Transfer Matching System (TMS)
A further initiative to control and regulate player transfers is the Transfer Matching System, in which all data relevant to a transfer must be entered into a web-based tool, thus ensuring full transparency in the transfer process. “More than 100 member associations – including all the major European national associations – and more than 1,000 clubs already use the system,” Villiger explained. “By March 2010, all 208 member associations will use this system, and the international transfer certificate will soon only be available in electronic form.” FIFA’s primary goal here is not to expose money-laundering, which is a matter for national authorities, but simply to increase transparency in transfer dealings. “But we can certainly be of assistance in passing questionable data and information, which crop up in the TMS and aid transparency in football, to the relevant authorities,” Villiger said.

Protection of minors

The protection of minors is a major concern to FIFA. To guarantee this, FIFA has established a sub-committee of the Players' Status Committee. The sub-committee is responsible for scrutinising and - provided the appropriate regulations are fulfilled - endorsing every international transfer involving an underage player, or the registration of an underage player for a different national association than the player’s country of birth. “We are aware of the substantial amount of work this will involve, but with this initiative, FIFA is acting on its responsibility to tackle this problem and safeguard minors,” commented Villiger.

At the same time, FIFA has significantly increased the compensation payable for training a player. “It has come to our attention that increasing numbers of clubs sign numerous players at the age of 15 and 16, because it is relatively inexpensive to bind these players to a contract, as the annual compensation fee is only 10,000 Euro,” Champagne explained.
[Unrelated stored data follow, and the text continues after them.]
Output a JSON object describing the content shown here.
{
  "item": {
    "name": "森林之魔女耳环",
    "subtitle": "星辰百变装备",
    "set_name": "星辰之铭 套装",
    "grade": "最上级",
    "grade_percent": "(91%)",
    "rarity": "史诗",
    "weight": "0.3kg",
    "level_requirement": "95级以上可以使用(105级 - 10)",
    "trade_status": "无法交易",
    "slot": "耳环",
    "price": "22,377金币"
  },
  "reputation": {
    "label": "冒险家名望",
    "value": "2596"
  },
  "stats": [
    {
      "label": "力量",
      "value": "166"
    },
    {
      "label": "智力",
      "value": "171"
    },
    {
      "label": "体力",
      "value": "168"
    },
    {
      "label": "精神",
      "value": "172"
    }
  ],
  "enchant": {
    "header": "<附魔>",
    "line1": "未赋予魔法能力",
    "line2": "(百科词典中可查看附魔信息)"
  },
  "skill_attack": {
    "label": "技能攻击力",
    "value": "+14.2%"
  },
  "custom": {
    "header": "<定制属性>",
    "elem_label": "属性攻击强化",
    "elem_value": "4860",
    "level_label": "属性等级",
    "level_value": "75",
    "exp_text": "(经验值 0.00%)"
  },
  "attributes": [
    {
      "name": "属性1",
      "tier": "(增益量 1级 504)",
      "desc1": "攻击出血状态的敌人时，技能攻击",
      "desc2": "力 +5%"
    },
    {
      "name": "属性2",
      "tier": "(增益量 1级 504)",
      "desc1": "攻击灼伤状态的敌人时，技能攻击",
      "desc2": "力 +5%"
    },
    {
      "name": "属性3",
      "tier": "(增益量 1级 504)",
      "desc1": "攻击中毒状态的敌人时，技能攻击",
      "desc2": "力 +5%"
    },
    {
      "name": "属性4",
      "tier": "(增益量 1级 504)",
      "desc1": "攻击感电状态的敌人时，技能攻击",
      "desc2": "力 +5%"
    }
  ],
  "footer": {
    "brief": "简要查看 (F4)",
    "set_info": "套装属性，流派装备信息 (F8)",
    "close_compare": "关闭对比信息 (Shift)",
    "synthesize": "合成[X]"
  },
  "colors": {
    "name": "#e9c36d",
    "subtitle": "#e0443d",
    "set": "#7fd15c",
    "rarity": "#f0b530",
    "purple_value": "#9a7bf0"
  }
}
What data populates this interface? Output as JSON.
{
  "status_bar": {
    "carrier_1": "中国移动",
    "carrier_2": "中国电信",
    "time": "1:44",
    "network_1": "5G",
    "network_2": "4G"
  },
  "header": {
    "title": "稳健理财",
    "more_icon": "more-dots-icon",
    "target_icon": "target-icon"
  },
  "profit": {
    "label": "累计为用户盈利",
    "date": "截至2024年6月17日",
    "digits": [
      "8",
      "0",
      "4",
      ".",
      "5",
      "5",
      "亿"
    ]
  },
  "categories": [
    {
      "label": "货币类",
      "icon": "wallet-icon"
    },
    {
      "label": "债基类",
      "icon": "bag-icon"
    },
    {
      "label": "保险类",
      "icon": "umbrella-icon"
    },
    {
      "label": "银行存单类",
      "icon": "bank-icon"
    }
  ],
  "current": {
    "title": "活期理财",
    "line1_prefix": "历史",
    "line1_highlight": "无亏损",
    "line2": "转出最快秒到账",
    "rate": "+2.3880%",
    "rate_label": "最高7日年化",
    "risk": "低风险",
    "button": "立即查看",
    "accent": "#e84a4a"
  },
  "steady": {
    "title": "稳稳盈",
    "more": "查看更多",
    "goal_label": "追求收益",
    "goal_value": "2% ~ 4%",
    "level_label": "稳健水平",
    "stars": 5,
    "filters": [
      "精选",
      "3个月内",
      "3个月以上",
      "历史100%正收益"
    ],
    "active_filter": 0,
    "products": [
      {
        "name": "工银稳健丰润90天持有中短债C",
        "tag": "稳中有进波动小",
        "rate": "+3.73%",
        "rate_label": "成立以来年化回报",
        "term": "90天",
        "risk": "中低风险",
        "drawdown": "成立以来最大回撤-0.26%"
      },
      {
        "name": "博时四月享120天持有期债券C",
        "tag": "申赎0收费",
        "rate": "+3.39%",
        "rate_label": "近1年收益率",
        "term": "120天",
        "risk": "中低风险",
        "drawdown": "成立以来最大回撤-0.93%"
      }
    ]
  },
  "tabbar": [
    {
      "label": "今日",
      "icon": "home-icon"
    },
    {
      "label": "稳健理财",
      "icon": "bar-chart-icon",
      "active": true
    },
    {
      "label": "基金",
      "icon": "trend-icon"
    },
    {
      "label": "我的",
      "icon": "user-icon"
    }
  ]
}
Increasing the compensation figure to 60,000 and 90,000 Euro depending on the category of the club recruiting the player will have a significant effect on this form of transfer. The new model is intended to promote solidarity in football, but also act as a form of deterrent to the clubs. “We want to be sure that talented youngsters remain with their home clubs for longer, and that these clubs are properly compensated for their youth work when the player does move on,” Champagne concluded.